You know you can use memory cards to ‘expand’ the memory of your netbook right? I’ve got an 8GB stick in side of mine with a swap of about 3-4 GB (it could be bigger, but that is all the space free). I have to say, the few instances of slowdown that were there before (i.e when I had a graphically intensive game, a bunch of windows open and was trying to listen to music and install drivers kinda thing) have all but vanished.
For me, it’s a fantastic discovery. If you didn’t know about it and want to try, you have to plug in a usb stick (up to 2.5 x your real memory is allowed i.e. if you have 1 GB then 2.5 GB stick, 2GB, 5GB Max). A point of note is that SD cards don’t work for some reason. At least my ‘ultra’ and Class 6 SDHC don’t… haven’t worked out why, perhaps yours would?. But anyway, you right click on your usb in your computer in windows explorer (the normal file browser, not internet explorer), and go to properties. Then you have a tab at the top called ‘readyboost’. There may be a sign telling you your stick isn’t fast enough, but if it is fast enough, there will be a slider to allow you to choose the size of your swap file. It gives you a recommended size, but I stuck it to maximum straight away. However, if you do this, remember that flash cards/sticks can run out after 10,000 rewrites or so, so acting as a swap will probably reduce the life of your card/ stick, but more iportantly, might corrupt data on it.
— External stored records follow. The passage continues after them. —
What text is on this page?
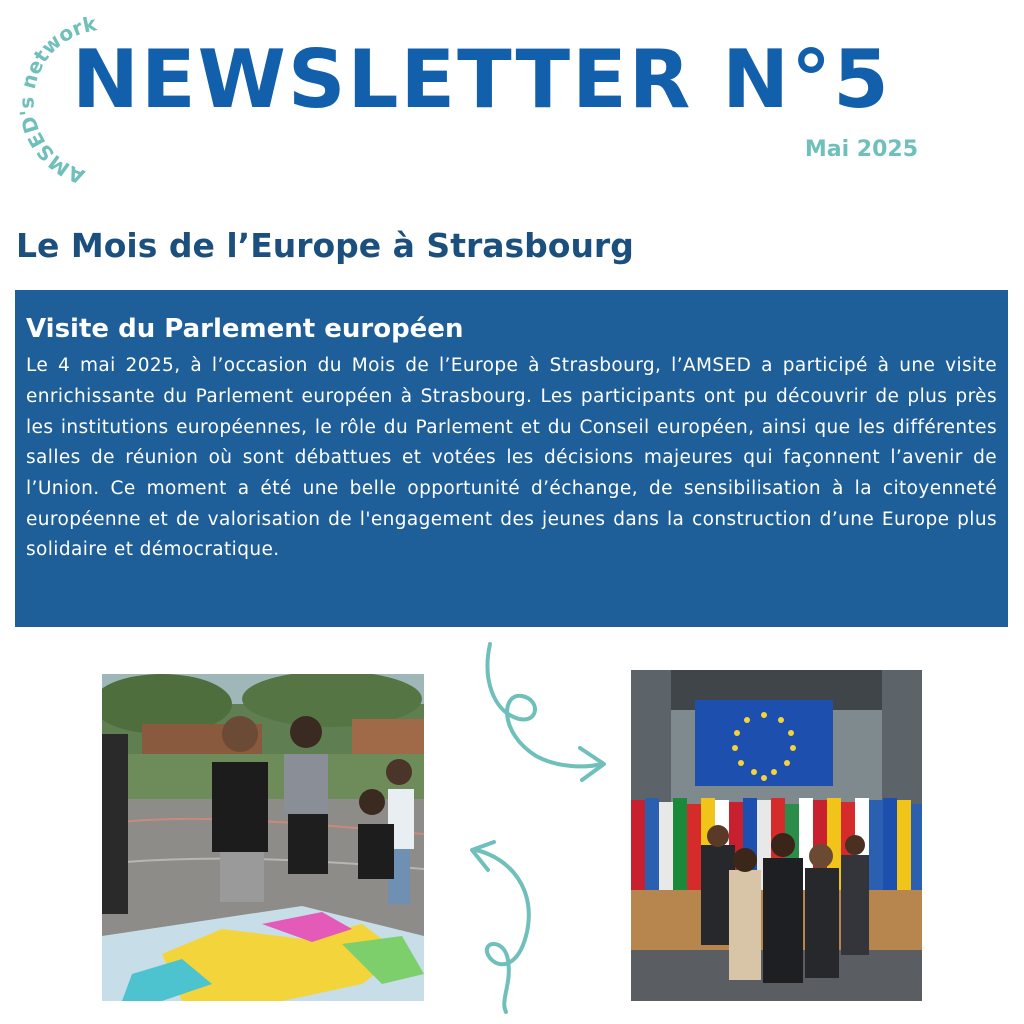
AMSED's network
NEWSLETTER N°5
Mai 2025
Le Mois de l’Europe à Strasbourg
Visite du Parlement européen

Le 4 mai 2025, à l’occasion du Mois de l’Europe à Strasbourg, l’AMSED a participé à une visite enrichissante du Parlement européen à Strasbourg. Les participants ont pu découvrir de plus près les institutions européennes, le rôle du Parlement et du Conseil européen, ainsi que les différentes salles de réunion où sont débattues et votées les décisions majeures qui façonnent l’avenir de l’Union. Ce moment a été une belle opportunité d’échange, de sensibilisation à la citoyenneté européenne et de valorisation de l'engagement des jeunes dans la construction d’une Europe plus solidaire et démocratique.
**********Thus I recommend a backup of important docs first *******
Still, I know this is old hat to a lot of Vista users, but as a mac convert convert, it’s new to me. Makes it run so smoothly 🙂
Oh, one thing, it didn’t affect my vista score. Don’t know why, guess it doesn’t take into account usb memory. But it certainly feels smoother. What do you guys think?